Green Card Information: What happens if my green card expires?

What happens if my green card expires?What happens if your green card expires?

If you have a 10-year green card, you will not lose your status as a permanent resident just because your card expires. This does not mean that renewing your green card is optional. It is very important that you renew your green card on time. At a minimum, your green card is your proof of your lawful immigration status. If you allow it to expire, you may find that you have trouble getting a job, a driver’s license or other public benefits. In addition, if you travel outside of the United States with an expired green card, you may not be allowed to reenter the United States with it.

If you are a conditional permanent resident with a 2-year green card, your permanent resident status will end if you do not file you I-751 on time. This means that you could face deportation proceedings in immigration court. I can guarantee you that submitting the I-751 on time to renew your green card is much less expensive and stressful than having to go to immigration court in order to save your green card.

How do you lose your permanent resident status?

The three common ways in which you can lose your lawful permanent resident status are:

1) Abandonment of status. Abandonment is treated as a question of intent. The general rule is that you will be considered to have abandoned your permanent resident status if you are absent from the United States for more than one year. Absences of between six months and one year generally create a rebuttable presumption that you have abandoned your permanent resident status. It is often much easier to resolve abandonment issues if you address them before you have been outside the United States for an extended period of time. You should consult with an immigration attorney if you plan to stay outside the United States for an extended period of time. You should also consult with an immigration lawyer if your circumstances change during a trip abroad and you find yourself in a situation where you will be outside of the United States for an extended period of time. Any delay in addressing these issues could lead to the loss of your permanent status.

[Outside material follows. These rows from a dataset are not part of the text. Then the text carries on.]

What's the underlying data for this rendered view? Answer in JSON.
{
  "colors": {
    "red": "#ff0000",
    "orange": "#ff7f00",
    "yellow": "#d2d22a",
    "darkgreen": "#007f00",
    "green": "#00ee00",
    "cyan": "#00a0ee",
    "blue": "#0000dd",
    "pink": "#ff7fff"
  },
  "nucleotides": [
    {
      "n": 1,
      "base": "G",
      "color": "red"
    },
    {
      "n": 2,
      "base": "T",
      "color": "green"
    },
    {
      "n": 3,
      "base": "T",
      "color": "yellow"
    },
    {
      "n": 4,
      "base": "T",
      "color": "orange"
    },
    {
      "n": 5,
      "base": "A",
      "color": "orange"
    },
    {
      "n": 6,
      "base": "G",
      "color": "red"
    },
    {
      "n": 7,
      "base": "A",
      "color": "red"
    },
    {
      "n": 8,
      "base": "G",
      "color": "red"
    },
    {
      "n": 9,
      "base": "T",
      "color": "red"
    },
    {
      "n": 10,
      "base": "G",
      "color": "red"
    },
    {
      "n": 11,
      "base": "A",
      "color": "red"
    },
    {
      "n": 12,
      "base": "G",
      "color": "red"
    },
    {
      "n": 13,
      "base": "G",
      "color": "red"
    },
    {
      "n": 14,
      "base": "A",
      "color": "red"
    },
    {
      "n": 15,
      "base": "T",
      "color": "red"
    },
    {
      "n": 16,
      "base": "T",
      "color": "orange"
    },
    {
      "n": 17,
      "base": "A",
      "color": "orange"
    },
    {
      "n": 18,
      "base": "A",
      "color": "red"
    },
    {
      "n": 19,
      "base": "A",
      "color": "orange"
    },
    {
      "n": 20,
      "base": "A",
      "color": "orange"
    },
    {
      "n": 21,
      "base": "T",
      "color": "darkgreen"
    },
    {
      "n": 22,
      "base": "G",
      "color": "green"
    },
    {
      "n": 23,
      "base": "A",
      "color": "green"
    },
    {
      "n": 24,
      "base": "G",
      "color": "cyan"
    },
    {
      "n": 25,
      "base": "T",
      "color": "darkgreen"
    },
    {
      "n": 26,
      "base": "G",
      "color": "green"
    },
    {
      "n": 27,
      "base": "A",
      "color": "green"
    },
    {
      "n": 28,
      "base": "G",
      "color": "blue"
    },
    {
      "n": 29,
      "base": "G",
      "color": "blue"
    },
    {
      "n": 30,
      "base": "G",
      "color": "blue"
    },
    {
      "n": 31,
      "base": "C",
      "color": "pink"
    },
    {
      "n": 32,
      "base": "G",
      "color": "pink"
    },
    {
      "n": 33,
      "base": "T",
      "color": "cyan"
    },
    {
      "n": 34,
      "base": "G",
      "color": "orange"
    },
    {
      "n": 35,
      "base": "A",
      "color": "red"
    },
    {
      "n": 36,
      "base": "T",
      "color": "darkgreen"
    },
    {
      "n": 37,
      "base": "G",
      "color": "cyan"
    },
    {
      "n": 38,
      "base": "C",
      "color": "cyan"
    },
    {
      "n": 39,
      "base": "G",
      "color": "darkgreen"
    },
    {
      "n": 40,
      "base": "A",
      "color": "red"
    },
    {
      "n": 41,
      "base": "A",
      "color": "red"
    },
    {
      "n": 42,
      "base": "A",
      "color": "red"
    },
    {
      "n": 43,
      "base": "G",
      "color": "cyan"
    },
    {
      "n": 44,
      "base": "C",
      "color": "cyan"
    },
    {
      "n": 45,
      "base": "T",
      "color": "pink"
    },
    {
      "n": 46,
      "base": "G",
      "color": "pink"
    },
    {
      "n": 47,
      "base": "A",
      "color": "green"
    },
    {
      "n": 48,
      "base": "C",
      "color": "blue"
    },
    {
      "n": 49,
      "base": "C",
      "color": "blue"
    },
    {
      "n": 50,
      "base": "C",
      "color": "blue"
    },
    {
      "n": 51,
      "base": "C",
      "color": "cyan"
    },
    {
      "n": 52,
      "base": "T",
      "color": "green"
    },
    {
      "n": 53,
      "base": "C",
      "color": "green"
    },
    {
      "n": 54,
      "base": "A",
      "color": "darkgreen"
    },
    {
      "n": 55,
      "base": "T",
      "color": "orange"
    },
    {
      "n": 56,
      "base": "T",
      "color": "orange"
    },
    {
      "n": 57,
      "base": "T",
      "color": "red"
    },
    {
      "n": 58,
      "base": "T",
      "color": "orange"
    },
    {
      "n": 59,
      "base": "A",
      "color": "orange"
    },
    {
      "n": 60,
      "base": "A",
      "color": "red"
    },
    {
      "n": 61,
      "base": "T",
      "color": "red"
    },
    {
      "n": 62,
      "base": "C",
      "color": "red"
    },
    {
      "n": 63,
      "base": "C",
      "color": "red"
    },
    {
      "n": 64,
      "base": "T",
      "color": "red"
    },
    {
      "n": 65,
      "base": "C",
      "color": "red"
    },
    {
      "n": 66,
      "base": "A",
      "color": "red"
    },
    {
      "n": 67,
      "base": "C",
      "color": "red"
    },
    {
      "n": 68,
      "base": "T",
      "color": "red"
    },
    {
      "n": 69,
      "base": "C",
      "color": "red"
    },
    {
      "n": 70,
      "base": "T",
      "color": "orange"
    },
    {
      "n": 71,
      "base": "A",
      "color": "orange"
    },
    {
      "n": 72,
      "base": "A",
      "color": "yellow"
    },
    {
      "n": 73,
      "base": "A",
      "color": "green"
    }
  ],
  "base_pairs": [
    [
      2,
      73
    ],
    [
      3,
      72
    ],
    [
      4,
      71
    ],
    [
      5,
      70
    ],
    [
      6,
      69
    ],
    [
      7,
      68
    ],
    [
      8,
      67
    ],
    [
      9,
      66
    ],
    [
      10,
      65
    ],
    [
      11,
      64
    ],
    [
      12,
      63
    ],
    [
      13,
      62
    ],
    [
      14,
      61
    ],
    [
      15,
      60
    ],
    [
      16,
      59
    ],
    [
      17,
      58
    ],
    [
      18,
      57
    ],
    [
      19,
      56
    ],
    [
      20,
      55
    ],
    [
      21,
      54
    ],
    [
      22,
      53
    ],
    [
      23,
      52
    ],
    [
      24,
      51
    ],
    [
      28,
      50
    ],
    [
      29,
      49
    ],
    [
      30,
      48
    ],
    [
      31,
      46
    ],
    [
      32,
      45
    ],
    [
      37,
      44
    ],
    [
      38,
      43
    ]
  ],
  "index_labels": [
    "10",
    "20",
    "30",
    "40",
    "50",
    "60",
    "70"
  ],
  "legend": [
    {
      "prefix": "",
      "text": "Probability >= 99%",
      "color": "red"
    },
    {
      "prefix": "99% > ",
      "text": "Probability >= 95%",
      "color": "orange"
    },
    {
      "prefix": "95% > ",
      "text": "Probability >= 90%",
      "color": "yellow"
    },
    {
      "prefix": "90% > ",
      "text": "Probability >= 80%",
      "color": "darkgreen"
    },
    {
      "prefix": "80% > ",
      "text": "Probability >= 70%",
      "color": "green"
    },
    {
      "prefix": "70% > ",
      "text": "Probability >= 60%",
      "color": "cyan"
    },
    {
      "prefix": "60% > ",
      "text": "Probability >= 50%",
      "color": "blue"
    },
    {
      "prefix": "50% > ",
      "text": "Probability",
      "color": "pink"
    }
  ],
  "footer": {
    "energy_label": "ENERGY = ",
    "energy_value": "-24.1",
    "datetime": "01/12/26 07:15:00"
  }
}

2) Removal or deportation. You can lose your green card if you are faced with removal or deportation proceedings in immigration court. You are subject to removal proceedings as long as you are a lawful permanent resident. Once you become a U.S. citizen you are no longer subject to removal proceedings. Because removal proceedings can lead to the loss of your permanent resident status, you should consult with an immigration attorney as soon as you learn that you must appear in immigration court.

3) Rescission of adjustment. Rescission of adjustment only applies to people who obtained their lawful permanent resident status through the adjustment of status process. Through this process, you may lose your permanent resident status if you were not eligible for permanent resident status at the time you obtained your green card. Rescission can only take place within five years of your adjustment of status. If you receive a rescission notice from the government you should immediately contact an immigration attorney. You will only have a short amount of time to respond to a rescission notice.

Renewing Your Green Card

If you are in the United States and your 10-year Green Card has expired or will expire within the next 6 months, you may renew your green card by filing a green card renewal application on Form I-90. You may also be eligible to file your Form I-90 online.

If you are outside of the United States when your Green Card expires and you have not applied for the renewal card prior to your departure, you should contact the nearest U.S. Consulate, USCIS office, or U.S. port of entry before attempting to file Form I-90 for a renewal card.

About Kimberley Schaefer

Kimberley Schaefer is an immigration lawyer with offices in Boise, ID and Rexburg, Idaho. She helps future Americans become citizens by assisting them with immigrant visas, fiance visas, adjustment of status and green card applications, applying for immigration waivers, fighting deportation and applying for asylum. To contact her, you can call (208) 918-0852 or send Kimberley an email now.


  1. Richard Preuss says

    My name is Richard and I immigrated to US in 1975. I received my green card in 1978 (through marriage). In 1987 I got in trouble with the law (drug related), and I served 1 year in CA State Prison. After I served my time, I had a hearing in immigration court, and the judge let me stay in the US. Unfortunately, I got in trouble again in 1995 – I got arrested for DUI and for possession of the controlled substance (police found on me a little plastic bag with unmeasurable amount of white powder). I was trying to fight it, went on trial and lost it (it got me a second felony). I got a replacement green card in 1996 and it expired in 2006. I am currently transferring to from community college to UC Berkeley ( yes, I slowed down, and I am trying to become a lawyer at 64). Today, I filled out the residency statement (for UC), and I got an email from the Residence Affairs Officer that they want to see my green card. Here is the question: has my status changed because of the expired green card? Should I try to re-apply for the new card? Is there anyway to take care of this problem? I live in LA for almost 40 years, and I had a successful career in the entertainment industry, I am a homeowner, and I pay taxes. I would appreciate your comments- Richard

    • Kimberley Schaefer says


      You should schedule a consultation with an immigration lawyer so that you can have a lawyer review your situation in detail. In particular, your lawyer will need to review the court records from each of your convictions in order to determine the possible immigration consequences that could result from your convictions.

      In most cases a person does not lose their status as a permanent resident just because their 10-year green card expires and they can renew their green card. However, part of this process is a background and criminal records check. You should consult with a lawyer before you renew your green card or travel outside the United States so that you understand whether you may be found to be deportable or inadmissible. If you are deportable or inadmissible, your lawyer can help you identify whether you have any options for maintaining your permanent resident status.